# Thread: is this norm lipschitz equivalent to uniform norm?

1. ## is this norm lipschitz equivalent to uniform norm?

$\displaystyle \|f\|_{1}=\int_{0}^{1}{|f|} \ \ on \ \ C[0,1]$

uniform norm: $\displaystyle \|f\|_{\infty}=\sup \{|f(x)| : x\in [0,1] \}$

i think this is obvious:

$\displaystyle \|f\|_{1}\leq\|f\|_{\infty}$

but i cant find a positive real number a, $\displaystyle a\|f\|_{\infty}\leq\|f\|_{1}$

2. Originally Posted by szpengchao
$\displaystyle \|f\|_{1}=\int_{0}^{1}{|f|} \ \ on \ \ C[0,1]$

uniform norm: $\displaystyle \|f\|_{\infty}=\sup \{|f(x)| : x\in [0,1] \}$

i think this is obvious:

$\displaystyle \|f\|_{1}\leq\|f\|_{\infty}$

but i cant find a positive real number $\displaystyle a$, $\displaystyle a\|f\|_{\infty}\leq\|f\|_{1}$
This is because there exists no such $\displaystyle a$: for every $\displaystyle \varepsilon>0$ you can easily find $\displaystyle f\in\ C([0,1])$ such that $\displaystyle f(0)=1$ and $\displaystyle \int_0^1 |f|<\varepsilon$: sketch the graph of a piecewise linear function that quickly decreases to 0 and then is constant equal to 0. (Or choose $\displaystyle f(x)=x^n$ for $\displaystyle n$ large enough if you prefer to write formulas (then $\displaystyle f(1)=1$))

3. ## ok

ok. so they are not lipschitz equivalent then?
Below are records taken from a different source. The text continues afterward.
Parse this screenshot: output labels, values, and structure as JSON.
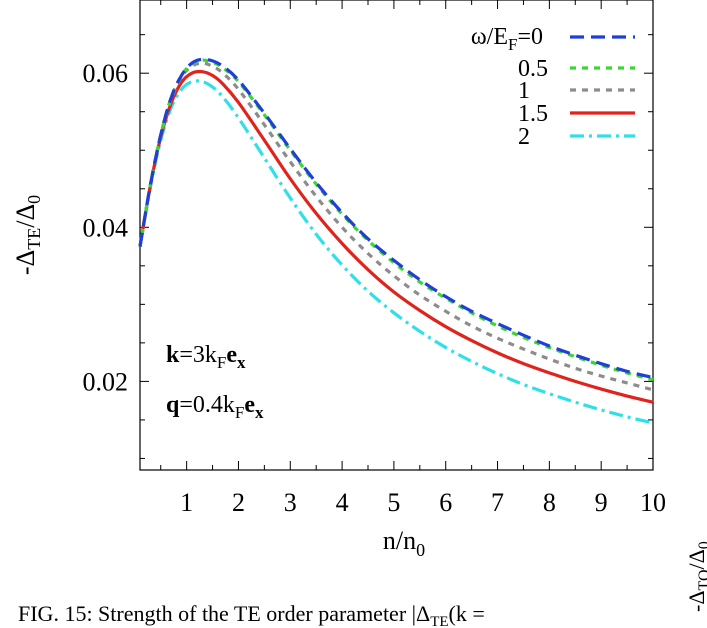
{
  "chart_data": {
    "type": "line",
    "xlabel": "n/n",
    "xlabel_sub": "0",
    "ylabel_prefix": "-Δ",
    "ylabel_sub": "TE",
    "ylabel_mid": "/Δ",
    "ylabel_sub2": "0",
    "xlim": [
      0.1,
      10
    ],
    "ylim": [
      0.0085,
      0.0695
    ],
    "xticks": [
      1,
      2,
      3,
      4,
      5,
      6,
      7,
      8,
      9,
      10
    ],
    "xtick_labels": [
      "1",
      "2",
      "3",
      "4",
      "5",
      "6",
      "7",
      "8",
      "9",
      "10"
    ],
    "yticks": [
      0.02,
      0.04,
      0.06
    ],
    "ytick_labels": [
      "0.02",
      "0.04",
      "0.06"
    ],
    "legend_title": "ω/E",
    "legend_title_sub": "F",
    "legend_title_suffix": "=0",
    "legend_position": "top-right",
    "series": [
      {
        "name": "0",
        "color": "#1f3fd8",
        "dash": "14,7",
        "x": [
          0.1,
          0.3,
          0.5,
          0.7,
          0.9,
          1.1,
          1.3,
          1.5,
          1.7,
          2,
          2.5,
          3,
          3.5,
          4,
          4.5,
          5,
          5.5,
          6,
          6.5,
          7,
          7.5,
          8,
          8.5,
          9,
          9.5,
          10
        ],
        "y": [
          0.0375,
          0.0455,
          0.052,
          0.0568,
          0.0597,
          0.0613,
          0.0618,
          0.0616,
          0.0609,
          0.0591,
          0.0548,
          0.0502,
          0.0458,
          0.0419,
          0.0385,
          0.0357,
          0.0332,
          0.031,
          0.0291,
          0.0275,
          0.026,
          0.0246,
          0.0234,
          0.0223,
          0.0213,
          0.0205
        ]
      },
      {
        "name": "0.5",
        "color": "#38d82e",
        "dash": "6,6",
        "x": [
          0.1,
          0.3,
          0.5,
          0.7,
          0.9,
          1.1,
          1.3,
          1.5,
          1.7,
          2,
          2.5,
          3,
          3.5,
          4,
          4.5,
          5,
          5.5,
          6,
          6.5,
          7,
          7.5,
          8,
          8.5,
          9,
          9.5,
          10
        ],
        "y": [
          0.0375,
          0.0455,
          0.052,
          0.0568,
          0.0597,
          0.0612,
          0.0617,
          0.0614,
          0.0607,
          0.0589,
          0.0546,
          0.05,
          0.0456,
          0.0417,
          0.0383,
          0.0354,
          0.0329,
          0.0308,
          0.0289,
          0.0272,
          0.0257,
          0.0244,
          0.0232,
          0.0221,
          0.0211,
          0.0202
        ]
      },
      {
        "name": "1",
        "color": "#8c8c8c",
        "dash": "6,6",
        "x": [
          0.1,
          0.3,
          0.5,
          0.7,
          0.9,
          1.1,
          1.3,
          1.5,
          1.7,
          2,
          2.5,
          3,
          3.5,
          4,
          4.5,
          5,
          5.5,
          6,
          6.5,
          7,
          7.5,
          8,
          8.5,
          9,
          9.5,
          10
        ],
        "y": [
          0.0375,
          0.0455,
          0.0519,
          0.0566,
          0.0595,
          0.0609,
          0.0613,
          0.0609,
          0.06,
          0.0579,
          0.0533,
          0.0485,
          0.044,
          0.04,
          0.0366,
          0.0337,
          0.0312,
          0.0291,
          0.0272,
          0.0256,
          0.0242,
          0.0229,
          0.0217,
          0.0207,
          0.0198,
          0.0189
        ]
      },
      {
        "name": "1.5",
        "color": "#e0231c",
        "dash": "",
        "x": [
          0.1,
          0.3,
          0.5,
          0.7,
          0.9,
          1.1,
          1.3,
          1.5,
          1.7,
          2,
          2.5,
          3,
          3.5,
          4,
          4.5,
          5,
          5.5,
          6,
          6.5,
          7,
          7.5,
          8,
          8.5,
          9,
          9.5,
          10
        ],
        "y": [
          0.0375,
          0.0454,
          0.0517,
          0.0561,
          0.0588,
          0.06,
          0.0602,
          0.0597,
          0.0586,
          0.0562,
          0.0513,
          0.0463,
          0.0418,
          0.0379,
          0.0345,
          0.0316,
          0.0292,
          0.0271,
          0.0253,
          0.0237,
          0.0223,
          0.0211,
          0.02,
          0.019,
          0.0181,
          0.0173
        ]
      },
      {
        "name": "2",
        "color": "#2ee0e8",
        "dash": "14,5,3,5",
        "x": [
          0.1,
          0.3,
          0.5,
          0.7,
          0.9,
          1.1,
          1.3,
          1.5,
          1.7,
          2,
          2.5,
          3,
          3.5,
          4,
          4.5,
          5,
          5.5,
          6,
          6.5,
          7,
          7.5,
          8,
          8.5,
          9,
          9.5,
          10
        ],
        "y": [
          0.0375,
          0.0452,
          0.0513,
          0.0555,
          0.0579,
          0.0589,
          0.0589,
          0.0582,
          0.0569,
          0.0542,
          0.049,
          0.0438,
          0.0391,
          0.0351,
          0.0317,
          0.0289,
          0.0265,
          0.0244,
          0.0226,
          0.021,
          0.0196,
          0.0184,
          0.0173,
          0.0163,
          0.0154,
          0.0146
        ]
      }
    ],
    "annotations": [
      {
        "bold": "k",
        "mid": "=3k",
        "sub": "F",
        "bold2": "e",
        "sub2": "x"
      },
      {
        "bold": "q",
        "mid": "=0.4k",
        "sub": "F",
        "bold2": "e",
        "sub2": "x"
      }
    ]
  },
  "caption": {
    "text": "FIG. 15:  Strength of the TE order parameter |Δ",
    "sub": "TE",
    "tail": "(k  ="
  },
  "edge_label": {
    "prefix": "-Δ",
    "sub": "TO",
    "mid": "/Δ",
    "sub2": "0"
  }
}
4. ## but "a" can be arbitrarily small too...

Originally Posted by Laurent
This is because there exists no such $\displaystyle a$: for every $\displaystyle \varepsilon>0$ you can easily find $\displaystyle f\in\ C([0,1])$ such that $\displaystyle f(0)=1$ and $\displaystyle \int_0^1 |f|<\varepsilon$: sketch the graph of a piecewise linear function that quickly decreases to 0 and then is constant equal to 0. (Or choose $\displaystyle f(x)=x^n$ for $\displaystyle n$ large enough if you prefer to write formulas (then $\displaystyle f(1)=1$))
i don't get it. "a" can be arbitrarily small...

can't you do the following... let a -> 0+ and let A-> positive infinity. then it must be true that (a * uniform norm) <= norm1 <= (A * uniform norm) since 0 <= norm1 <= infinity, for all f.

what's wrong with that?

i understand there's a theory that all norms in Rn are Lipschitz equivalent to the Euclidian norm. then all should be Lipschitz equivalent to each other. seems applicable?